Basketbolda müthiş bir sezon yaşıyoruz. BSL belki de tarihinde olmadığı kadar dengeli ve rekabetçi mücadelelere tanık oldu normal sezonda. En alttakinin bile en üsttekini yenebildiği birbirine denk takım sayısının artması heyecanı ve seyir zevkini yukarıda tuttu. Hem de kim düşecek, kim play off’a kalacak soruları son haftalara kadar yanıt bulmadı. Tofaş, geçen yılın yarı finalisti Beşiktaş, Türk Telekom ilk sekize giremedi. Play off kıran kırana. Daha ne olsun?

Fenerbahçe ve Anadolu Efes alışık olmadıkları kadar yenildiği sezonda çok takım patlama yaptı. Galatasaray NEF Lige sıkıntılı başladı. Kısaların şut performansıyla yol alan sarı kırmızılılar, koç değişikliğiyle gaza bastı. Bir iki farkla ana oyun planından sapmadan Pistiolis’le ligi üçüncü bitirdiler. Sezonun bir başka flaş ekibi Avrupa Şampiyonu Bahçeşehir Kolejini 2-0’la geçip yarı finale çıktı. Dokuzda dokuz yaptı. Gaziantep Basket sadece BSL değil BGL takımı ve alt yapısıyla da doğru işler yaparak dikkat çekti. Ha keza Darüşaffaka. Üçüncülüğü Galatasaray’a kaptıran iki takımın mücadelesi nefes kesti. Kazanan Daçka oldu.
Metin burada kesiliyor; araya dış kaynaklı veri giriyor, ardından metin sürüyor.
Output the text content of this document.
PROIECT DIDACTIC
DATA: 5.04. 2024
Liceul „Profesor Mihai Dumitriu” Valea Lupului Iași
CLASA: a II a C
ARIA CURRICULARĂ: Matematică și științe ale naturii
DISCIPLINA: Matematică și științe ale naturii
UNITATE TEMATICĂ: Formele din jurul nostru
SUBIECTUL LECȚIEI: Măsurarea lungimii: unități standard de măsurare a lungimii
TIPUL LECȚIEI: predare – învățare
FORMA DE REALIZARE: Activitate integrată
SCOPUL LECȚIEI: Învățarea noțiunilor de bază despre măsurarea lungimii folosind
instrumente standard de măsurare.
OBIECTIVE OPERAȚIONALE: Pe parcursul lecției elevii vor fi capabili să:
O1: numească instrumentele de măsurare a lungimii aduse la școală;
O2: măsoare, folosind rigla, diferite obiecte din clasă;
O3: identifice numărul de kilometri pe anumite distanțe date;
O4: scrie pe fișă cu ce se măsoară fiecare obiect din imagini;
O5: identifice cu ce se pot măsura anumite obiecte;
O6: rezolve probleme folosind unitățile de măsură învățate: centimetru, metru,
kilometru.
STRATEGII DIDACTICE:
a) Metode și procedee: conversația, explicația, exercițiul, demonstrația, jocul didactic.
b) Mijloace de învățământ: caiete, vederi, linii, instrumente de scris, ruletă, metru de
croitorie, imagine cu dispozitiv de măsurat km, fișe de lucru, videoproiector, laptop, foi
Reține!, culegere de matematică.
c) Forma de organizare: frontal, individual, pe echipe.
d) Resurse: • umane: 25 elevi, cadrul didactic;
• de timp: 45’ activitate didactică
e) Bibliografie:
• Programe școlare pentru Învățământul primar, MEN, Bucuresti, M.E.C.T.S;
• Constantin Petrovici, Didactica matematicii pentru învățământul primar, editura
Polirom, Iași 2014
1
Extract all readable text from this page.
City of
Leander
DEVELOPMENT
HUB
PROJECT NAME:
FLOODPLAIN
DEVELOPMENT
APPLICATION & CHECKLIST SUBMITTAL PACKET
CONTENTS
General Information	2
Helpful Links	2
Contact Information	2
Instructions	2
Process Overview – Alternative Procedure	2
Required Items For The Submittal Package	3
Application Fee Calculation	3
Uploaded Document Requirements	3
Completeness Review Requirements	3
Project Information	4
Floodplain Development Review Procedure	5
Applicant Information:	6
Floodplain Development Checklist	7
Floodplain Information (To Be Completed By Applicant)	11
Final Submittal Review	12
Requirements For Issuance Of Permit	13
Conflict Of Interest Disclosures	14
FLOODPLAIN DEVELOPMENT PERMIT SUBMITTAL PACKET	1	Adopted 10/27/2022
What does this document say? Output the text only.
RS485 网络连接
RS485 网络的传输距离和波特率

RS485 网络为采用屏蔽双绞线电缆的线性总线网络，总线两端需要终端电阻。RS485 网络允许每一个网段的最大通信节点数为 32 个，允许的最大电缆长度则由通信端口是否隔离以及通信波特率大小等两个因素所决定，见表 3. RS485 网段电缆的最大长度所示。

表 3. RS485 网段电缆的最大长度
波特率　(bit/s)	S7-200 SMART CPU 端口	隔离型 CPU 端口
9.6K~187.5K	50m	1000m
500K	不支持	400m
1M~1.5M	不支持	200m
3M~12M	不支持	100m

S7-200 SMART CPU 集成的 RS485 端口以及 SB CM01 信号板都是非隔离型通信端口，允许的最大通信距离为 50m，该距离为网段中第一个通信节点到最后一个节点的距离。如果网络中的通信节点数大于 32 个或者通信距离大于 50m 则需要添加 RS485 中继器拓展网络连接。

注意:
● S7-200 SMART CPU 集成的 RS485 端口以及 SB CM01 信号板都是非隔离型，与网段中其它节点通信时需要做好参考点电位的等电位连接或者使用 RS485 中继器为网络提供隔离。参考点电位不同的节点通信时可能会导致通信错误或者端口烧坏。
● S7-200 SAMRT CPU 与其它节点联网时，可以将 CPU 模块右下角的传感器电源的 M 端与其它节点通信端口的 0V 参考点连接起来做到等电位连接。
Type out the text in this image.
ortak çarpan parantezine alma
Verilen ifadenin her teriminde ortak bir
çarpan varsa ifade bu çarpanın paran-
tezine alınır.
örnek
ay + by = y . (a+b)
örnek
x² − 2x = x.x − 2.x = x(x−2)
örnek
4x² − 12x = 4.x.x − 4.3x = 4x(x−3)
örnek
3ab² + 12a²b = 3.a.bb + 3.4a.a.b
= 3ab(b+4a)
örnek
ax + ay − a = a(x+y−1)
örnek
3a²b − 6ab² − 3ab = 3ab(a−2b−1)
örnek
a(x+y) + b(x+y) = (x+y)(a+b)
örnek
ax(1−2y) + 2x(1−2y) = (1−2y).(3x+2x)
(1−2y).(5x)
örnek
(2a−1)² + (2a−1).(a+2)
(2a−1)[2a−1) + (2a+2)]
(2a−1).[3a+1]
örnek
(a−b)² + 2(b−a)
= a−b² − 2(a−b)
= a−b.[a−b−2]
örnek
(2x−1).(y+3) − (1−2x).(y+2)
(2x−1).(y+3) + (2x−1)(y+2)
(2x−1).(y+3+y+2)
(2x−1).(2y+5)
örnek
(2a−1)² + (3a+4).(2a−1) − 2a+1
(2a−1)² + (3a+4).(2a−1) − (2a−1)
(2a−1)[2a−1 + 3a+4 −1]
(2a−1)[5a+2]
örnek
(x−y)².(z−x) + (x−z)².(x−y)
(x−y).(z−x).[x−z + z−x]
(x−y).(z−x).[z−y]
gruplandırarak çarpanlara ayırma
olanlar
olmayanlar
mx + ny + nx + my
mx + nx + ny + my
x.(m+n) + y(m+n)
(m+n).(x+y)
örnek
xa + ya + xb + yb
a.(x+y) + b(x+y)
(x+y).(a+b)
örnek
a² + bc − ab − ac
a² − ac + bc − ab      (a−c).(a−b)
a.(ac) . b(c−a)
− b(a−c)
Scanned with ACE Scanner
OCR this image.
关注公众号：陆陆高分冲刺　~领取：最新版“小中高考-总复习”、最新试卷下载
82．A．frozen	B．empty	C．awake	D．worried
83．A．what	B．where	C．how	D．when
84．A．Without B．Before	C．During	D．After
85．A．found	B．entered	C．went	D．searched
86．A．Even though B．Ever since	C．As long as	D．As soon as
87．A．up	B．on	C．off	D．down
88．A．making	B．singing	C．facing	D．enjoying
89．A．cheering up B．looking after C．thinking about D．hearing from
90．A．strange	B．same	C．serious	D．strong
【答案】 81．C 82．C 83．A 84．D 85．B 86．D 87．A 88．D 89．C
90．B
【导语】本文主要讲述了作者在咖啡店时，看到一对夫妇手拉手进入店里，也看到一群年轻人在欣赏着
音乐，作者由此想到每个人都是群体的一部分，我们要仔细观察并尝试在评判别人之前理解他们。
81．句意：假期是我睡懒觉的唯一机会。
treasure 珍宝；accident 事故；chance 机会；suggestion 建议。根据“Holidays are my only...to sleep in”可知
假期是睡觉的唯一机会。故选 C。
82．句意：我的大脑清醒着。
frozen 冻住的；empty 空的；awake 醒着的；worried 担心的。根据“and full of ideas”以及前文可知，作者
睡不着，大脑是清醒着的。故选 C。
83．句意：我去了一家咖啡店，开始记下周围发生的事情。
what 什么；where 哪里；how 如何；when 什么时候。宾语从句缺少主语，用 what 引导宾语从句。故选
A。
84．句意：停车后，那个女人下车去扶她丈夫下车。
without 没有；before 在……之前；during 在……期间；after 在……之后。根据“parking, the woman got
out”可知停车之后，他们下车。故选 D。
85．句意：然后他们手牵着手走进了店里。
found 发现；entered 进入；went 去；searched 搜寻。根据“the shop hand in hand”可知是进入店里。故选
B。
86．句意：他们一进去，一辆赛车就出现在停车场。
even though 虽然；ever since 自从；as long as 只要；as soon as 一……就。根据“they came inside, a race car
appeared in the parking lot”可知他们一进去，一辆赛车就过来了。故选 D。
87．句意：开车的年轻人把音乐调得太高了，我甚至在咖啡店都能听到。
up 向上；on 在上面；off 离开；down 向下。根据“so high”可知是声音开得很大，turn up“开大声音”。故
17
Anadolu Efes, ilk maçı rahat kazandığında seri 2-0 biter diyenler yanıldı. Ufuk Sarıca ve ekibi F4 hazırlığı yapan rakibine göz açtırmadı. Ertelenen son maça tahmin yapmak zorlaştı. Ve Bursaspor. Türkiye’de play-off görmeden Eurocup’ta final oynadı, yeşil beyazlılar. İçerde de sınırları zorluyor. Fenerbahçe önünde üçlük farkıyla seriyi eşitledi. Müthiş mücadele, dolu tribünler. Tam basketbolun aradığı tarzda takım. İstanbul’da elense bile onlar yılın takımı oldu bile.

Bu tablo lige değer kattı, keyif verdi. Bir de tersten bakalım. Geçen sezon ligin MVP’si 18 yaşındaki Alperen’di. Şimdi Alpha Kaba. İstatistiklerde Türk oyuncu sayısı daha çoktu. Beşiktaş dışında Türk oyunculara ağırlık veren az. Elbette öne çıkan yerliler var.

En başta Onuralp. Efes, Karşıyaka derken Bursaspor’a geldi oynadıkça kendini buldu. Başrol oyuncusu oldu. Daçka’da Doğuş, Beşiktaş’ta Egehan, Bahçeşehir’de Kartal, Muhammet, Erkan, Tofaş’ta Berk, Muhsin, Yiğit. Şu gerçek hiç değişmiyor. Oynayan gelişiyor, kazanıyor. Geç geldiler. Genç diyoruz da artık olgunluk çağındalar. Gençleri üç dört yıl daha erken ana aktör haline getirmek şart. Avrupa’da üçüncü finali görmek, ikinci kupayı kazanmak hayalini kurarken bile ana sorunumuz hala aynı.